House of Darken (Secret Keepers #1)(61)



“A hundred or so humans were hand-selected to be told about the treaty. Ones who were educated enough to understand the complexity of this agreement between our two worlds. From those hundred, four who were pregnant at the time, were given an additional task. Their soon-to-be-born offspring would become the secret keepers of the stone’s location. They birthed their children in our world, one in each of the houses – all had to be born in the same year – so they would be bonded to each other and to our lands. Together these four can lead someone to the location of the stone.”

“How?” I asked. “That sounds next to impossible.”

Lexen shrugged. “I don’t understand everything, the treaty was before my time and information is scarce because it’s supposed to all be secret. But from what Father told me, the first family held a clue which would lead to the second family.”

“Who would lead to the third…” I guessed.

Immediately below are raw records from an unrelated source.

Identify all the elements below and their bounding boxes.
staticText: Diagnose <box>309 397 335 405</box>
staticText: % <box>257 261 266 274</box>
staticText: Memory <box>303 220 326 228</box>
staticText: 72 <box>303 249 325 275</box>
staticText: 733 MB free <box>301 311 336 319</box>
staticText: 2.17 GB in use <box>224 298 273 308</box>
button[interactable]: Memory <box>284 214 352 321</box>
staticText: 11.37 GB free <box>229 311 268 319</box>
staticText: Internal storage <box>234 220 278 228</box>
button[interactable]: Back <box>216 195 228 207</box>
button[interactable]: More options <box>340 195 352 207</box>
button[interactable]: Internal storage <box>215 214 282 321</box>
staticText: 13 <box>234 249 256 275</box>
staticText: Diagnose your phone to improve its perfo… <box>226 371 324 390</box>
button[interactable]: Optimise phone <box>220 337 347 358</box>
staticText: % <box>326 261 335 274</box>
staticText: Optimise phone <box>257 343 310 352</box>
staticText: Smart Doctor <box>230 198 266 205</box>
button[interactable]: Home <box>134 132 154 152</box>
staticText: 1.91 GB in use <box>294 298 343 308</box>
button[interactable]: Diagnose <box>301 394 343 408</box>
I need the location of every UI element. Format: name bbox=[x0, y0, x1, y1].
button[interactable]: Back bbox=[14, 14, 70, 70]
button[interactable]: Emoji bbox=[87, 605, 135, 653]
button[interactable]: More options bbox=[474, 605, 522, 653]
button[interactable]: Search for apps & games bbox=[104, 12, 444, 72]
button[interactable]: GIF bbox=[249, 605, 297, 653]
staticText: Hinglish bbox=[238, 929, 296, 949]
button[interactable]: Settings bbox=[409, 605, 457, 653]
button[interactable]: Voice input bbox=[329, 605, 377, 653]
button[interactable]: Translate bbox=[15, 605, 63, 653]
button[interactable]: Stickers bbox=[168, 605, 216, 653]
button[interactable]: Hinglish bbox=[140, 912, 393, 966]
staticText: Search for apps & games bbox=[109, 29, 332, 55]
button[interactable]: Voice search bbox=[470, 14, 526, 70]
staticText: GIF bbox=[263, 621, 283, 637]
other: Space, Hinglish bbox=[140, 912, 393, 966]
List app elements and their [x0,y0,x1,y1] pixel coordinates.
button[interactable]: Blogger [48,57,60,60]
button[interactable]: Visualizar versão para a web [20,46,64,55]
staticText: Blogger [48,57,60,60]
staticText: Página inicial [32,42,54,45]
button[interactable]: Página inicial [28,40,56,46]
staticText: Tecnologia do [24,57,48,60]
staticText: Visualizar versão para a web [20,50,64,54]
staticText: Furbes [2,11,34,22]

He nodded. “Yes, and the fourth had a map to the location of the stone. This map is connected directly to the Draygo, so if they moved the stone, the map would change. It meant that there was no way for the stone to ever disappear without humans knowing.”

“My parents were killed because someone wants to find the stone?” It was all starting to make perfect, horrifying sense now.

“This is what the council believes.”

“Which of my parents was birthed in Overworld?”

Lexen’s broad shoulders lifted in a half-shrug. “No way for us to know now, but it seems that whichever it was, they might have revealed the location of the second family. Which means we could very well be facing a serious problem.”

A memory flickered on the edge of my mind then, something I had not thought about in years, and I fought to recall even more. “My mom used to tell me this bedtime story,” I said, my voice catching again as the memories grew stronger. “Every night for years. She stopped when I was about six or seven, which is why my recollections are so vague, but I’m sure she told me about a boy who would ride on the back of dragons. She called him ‘the one.’ No … ‘the chosen one.’ I can’t really remember, but he was best friends with a merboy. The three of them, dragon included, would swim in the lake.”

When I focused on Lexen again, he was still wearing a solemn expression. “It sounds like she was quite well acquainted with our world,” he said.

“It was you, wasn’t it? The chosen one, the boy who rode dragons?”

He reached out and brushed his hand against my cheek, pulling away with droplets of moisture on his fingers. The last of my tears.

“When I was younger,” he said, “before my metamorphosis, Qenita and I would travel across the sectors. Xander Royale is one of my oldest friends. He’s the caramina she spoke of, the merboy.”

“So you’re how old?”

“Sixty-five,” he said quickly.

Whoa. “You are old as shit,” I said with a snort of laughter. “But … you were still a boy when my parents were here.” How was that possible? My parents had been in their early forties when they died. Again, the math was not adding up here.

Lexen crossed his arms, leaning back against a nearby garden pillar. I noticed then that I’d actually run into a maze of sorts, large hedges surrounding us. An area which could have kept me lost for hours.

“In Overworld we age … differently,” he said, hesitating minutely over the last word. “We’re children for a long time. Much longer than Earthlings. We mature slowly, and then, when our bodies decide that we are ready to grow, we do, in a large ‘metamorphosis’ burst. We don’t age year by year.”

“Have you stopped now?” I was impressed by how well I was handling these obvious differences between us.

He shrugged. “More or less. My father is hundreds of years old and no longer has growth spurts, as my mother so eloquently puts it. Not physical ones, at least, but mentally we never stop advancing. Unlike humans, our minds do not deteriorate.”

Lexen held out a hand for me. “Come on, let’s go get some rest. Father said the meeting is to take place early in the morning. This is where we’ll put pressure on the council to give us more information on your parents and your guardians.”

I took his hand without hesitation, craving the safe way he made me feel. I expected him to let go as I followed his steps. But he didn’t. If anything, his grip tightened and he pulled me even closer, his huge bulk towering over me. We were silent, traversing the twists and turns in and out of hedges. How far had I run in my grief? I didn’t even remember coming this way.

“Thanks for finding me,” I whispered when we neared the front door. “I would never have gotten out of that maze on my own.”

He didn’t say anything, but it felt like he gave my hand a gentle squeeze. When we reached the third landing we walked down a long hallway until we finally reached a wing of bedrooms.

“Mother will have had a room made up for you,” Lexen said, stopping before a door. He let my hand go and I tried not to feel bereft about it. Stockholm syndrome or not, Lexen was fast becoming my comfort in this crazy world.

When he swung the door open, he stepped aside so I could enter first. Peering inside, I was taken aback by the beauty. The flooring was white, carpet style, but somehow fluffier. There were billowy curtains, a lilac-colored bed, and off-white walls. Just enough purple accents to give the room a pretty tint. It appeared that a lot of their décor was styled off the colors of the stones and crystals of this mountain.